Vinland
Where is Vinland? The experts point to L'anse aux Meadows at the extreme northern tip of Newfoundland island as it, which is obviously NOT it, since they also found grape vine leaves and butternuts in the ruins. These came from some place well south.
The experts also say that Vinland was a failed colony, which lasted at most nine years. This is also false - for Leif Eriksson discovered it around the year 1000, and it was visited by Bishop Gnuppson in 1117 AD who described it as a wide and good land. The church then appointed a bishop for Vinland in 1120 AD, and he went there a year later. They don't appoint bishops to a colony which must have been abandoned over a century.
The Norse sagas also have clues which point to a place well south - for they mentioned that the winter days were more nearly equal than in northern latitudes, and farming was at least attempted. Farming would mean barns for the Norse kept cattle (they are specifically mentioned in one saga as being in Vinland) and there are no barns at L'anse aux Meadows.
Many places have been proposed over the years, from Maine to Florida or even farther south.

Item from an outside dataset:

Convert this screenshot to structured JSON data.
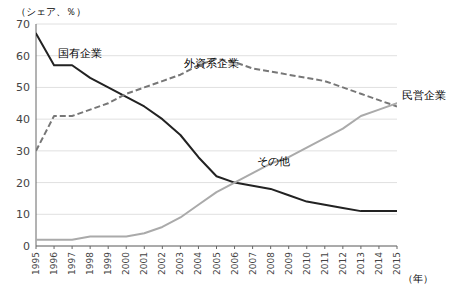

There is that strange stone tower in Rhode Island, which is noted on Verrazano's map as a "Norman Villa". Then there are the Spirit Pond rune stones, which state that Vinland is "two days" south, and this is from very near the Rhode Island tower.
I suspect that the true site of Vinland the good will not be found, for the Norse settlers there did not build in stone and earth as they did in Greenland and Newfoundland but with logs - and the logs have long since rotted or burned away.